President Trump’s recent call for credit card companies to reduce interest rates to a maximum of 10% for a year has met with significant resistance from banks and card issuers. The January 20 deadline, set just 11 days after Trump made the announcement, has arrived without most financial institutions making the requested changes. Instead, many banks have voiced their concerns about the lack of specific policy details necessary for compliance with the proposed rate cap.
In a Truth Social post dated January 9, Trump emphasized his desire to protect Americans from excessive interest rates, which he attributed to the previous administration’s inaction. He stated that credit card companies often charge rates between 20% to 30% or higher, calling the situation unacceptable. The proposed cap has garnered some bipartisan support from lawmakers, including Democratic Senator Elizabeth Warren and Republican Senator Josh Hawley, with potential annual savings for consumers estimated at $100 billion in reduced interest payments. However, the banking sector warns that such a measure might backfire, restricting credit access for millions of consumers.

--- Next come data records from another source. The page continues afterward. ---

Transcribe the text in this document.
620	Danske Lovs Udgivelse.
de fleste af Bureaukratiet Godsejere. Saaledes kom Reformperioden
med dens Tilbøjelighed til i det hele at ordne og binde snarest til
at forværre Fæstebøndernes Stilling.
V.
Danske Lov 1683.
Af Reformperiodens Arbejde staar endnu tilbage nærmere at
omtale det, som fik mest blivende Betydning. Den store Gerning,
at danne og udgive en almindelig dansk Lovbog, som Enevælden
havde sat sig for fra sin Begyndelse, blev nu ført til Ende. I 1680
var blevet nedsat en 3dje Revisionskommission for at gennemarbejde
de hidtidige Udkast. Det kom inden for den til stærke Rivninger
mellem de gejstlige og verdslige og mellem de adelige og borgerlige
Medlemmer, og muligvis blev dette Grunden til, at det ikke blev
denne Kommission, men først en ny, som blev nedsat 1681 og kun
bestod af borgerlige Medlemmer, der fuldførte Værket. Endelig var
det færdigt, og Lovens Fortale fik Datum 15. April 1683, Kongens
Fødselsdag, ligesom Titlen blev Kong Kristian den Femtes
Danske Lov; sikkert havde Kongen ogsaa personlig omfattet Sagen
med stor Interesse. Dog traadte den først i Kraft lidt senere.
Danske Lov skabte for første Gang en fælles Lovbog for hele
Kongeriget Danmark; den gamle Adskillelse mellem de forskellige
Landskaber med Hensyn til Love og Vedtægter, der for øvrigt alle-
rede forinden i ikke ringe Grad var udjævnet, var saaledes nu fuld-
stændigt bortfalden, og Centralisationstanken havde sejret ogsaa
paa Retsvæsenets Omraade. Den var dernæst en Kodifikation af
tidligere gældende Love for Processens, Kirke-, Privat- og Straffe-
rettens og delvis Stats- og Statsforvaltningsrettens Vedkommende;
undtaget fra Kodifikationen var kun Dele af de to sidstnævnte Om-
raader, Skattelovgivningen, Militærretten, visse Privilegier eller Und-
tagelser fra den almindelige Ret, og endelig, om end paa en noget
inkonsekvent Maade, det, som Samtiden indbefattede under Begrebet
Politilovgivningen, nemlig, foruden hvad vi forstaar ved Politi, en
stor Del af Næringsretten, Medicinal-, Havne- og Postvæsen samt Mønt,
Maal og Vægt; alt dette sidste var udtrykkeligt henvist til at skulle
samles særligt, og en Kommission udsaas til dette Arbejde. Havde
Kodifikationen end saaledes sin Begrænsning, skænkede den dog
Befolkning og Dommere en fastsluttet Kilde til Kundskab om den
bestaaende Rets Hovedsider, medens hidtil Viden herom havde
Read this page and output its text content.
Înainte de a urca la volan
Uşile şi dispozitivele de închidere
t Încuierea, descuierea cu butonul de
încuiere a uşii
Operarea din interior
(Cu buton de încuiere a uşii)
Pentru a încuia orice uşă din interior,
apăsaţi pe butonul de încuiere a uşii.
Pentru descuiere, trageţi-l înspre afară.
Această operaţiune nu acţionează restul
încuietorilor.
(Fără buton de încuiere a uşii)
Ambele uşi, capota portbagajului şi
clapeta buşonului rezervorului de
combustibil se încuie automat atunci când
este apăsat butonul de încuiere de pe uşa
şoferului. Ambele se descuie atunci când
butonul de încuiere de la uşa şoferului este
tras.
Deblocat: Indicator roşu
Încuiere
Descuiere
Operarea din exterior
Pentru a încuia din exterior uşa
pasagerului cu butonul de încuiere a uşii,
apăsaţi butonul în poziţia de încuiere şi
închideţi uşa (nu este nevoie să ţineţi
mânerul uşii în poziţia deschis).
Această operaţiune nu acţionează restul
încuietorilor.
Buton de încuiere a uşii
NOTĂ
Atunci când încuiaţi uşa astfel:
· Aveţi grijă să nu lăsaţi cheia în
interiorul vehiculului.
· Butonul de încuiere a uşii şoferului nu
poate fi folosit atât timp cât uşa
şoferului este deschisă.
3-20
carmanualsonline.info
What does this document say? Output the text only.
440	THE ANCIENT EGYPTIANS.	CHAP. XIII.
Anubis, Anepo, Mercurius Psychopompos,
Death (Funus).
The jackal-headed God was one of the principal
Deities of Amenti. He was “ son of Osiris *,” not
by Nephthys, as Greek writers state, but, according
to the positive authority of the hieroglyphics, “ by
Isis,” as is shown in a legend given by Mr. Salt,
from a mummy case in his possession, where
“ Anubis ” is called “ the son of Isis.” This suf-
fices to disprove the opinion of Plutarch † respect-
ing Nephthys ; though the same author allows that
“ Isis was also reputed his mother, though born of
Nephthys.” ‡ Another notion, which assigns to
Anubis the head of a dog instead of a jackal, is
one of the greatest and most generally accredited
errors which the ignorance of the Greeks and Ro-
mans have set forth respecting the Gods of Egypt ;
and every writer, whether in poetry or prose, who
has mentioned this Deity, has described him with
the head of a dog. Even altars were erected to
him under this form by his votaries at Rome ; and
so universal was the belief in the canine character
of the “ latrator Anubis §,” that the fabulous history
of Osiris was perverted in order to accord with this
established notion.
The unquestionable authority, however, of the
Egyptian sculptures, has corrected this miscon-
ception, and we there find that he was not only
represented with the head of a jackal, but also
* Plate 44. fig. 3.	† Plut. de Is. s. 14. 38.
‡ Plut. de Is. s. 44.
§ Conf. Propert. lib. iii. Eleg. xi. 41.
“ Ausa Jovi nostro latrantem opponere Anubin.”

The banking industry has sought clarification on how the cap would be legislated and enforced, as Trump has not provided additional details. Currently, there are no federal laws or executive orders mandating such a limit on credit card interest rates. According to the Consumer Financial Protection Bureau, no general federal statute exists to restrict interest rates. Experts suggest that implementing a rate cap would likely require Congressional approval, and Trump could potentially rally support around a bipartisan bill like one proposed by Senator Bernie Sanders.
Concerns about the implications of the rate cap include potential negative effects on bank profits and a reduction in credit availability, especially for vulnerable borrowers. An analysis from America’s Credit Unions indicated that two-thirds of credit card users carrying a balance could see their credit lines reduced or canceled, with nearly all 47 million Americans holding subprime credit scores losing access to credit entirely.
JPMorgan Chase CFO Jeremy Barnum highlighted the potential adverse effects on consumers and the economy during a recent investor call. He underscored that the proposed cap could inadvertently harm those who need access to credit the most. Additionally, he pointed out that many financial institutions already provide products with low introductory rates, often as low as 0% for a limited time.
Despite the challenges posed by Trump’s proposal, fintech company Bilt has announced plans to introduce new credit cards that will adhere to the 10% interest rate cap for the forthcoming year, aiming to provide consumers with credit options in line with the president’s demand.
As the deadline has passed without substantial compliance from most banks, the future of Trump’s interest rate cap remains uncertain, with stakeholders from various sectors continuing to assess the potential economic impacts.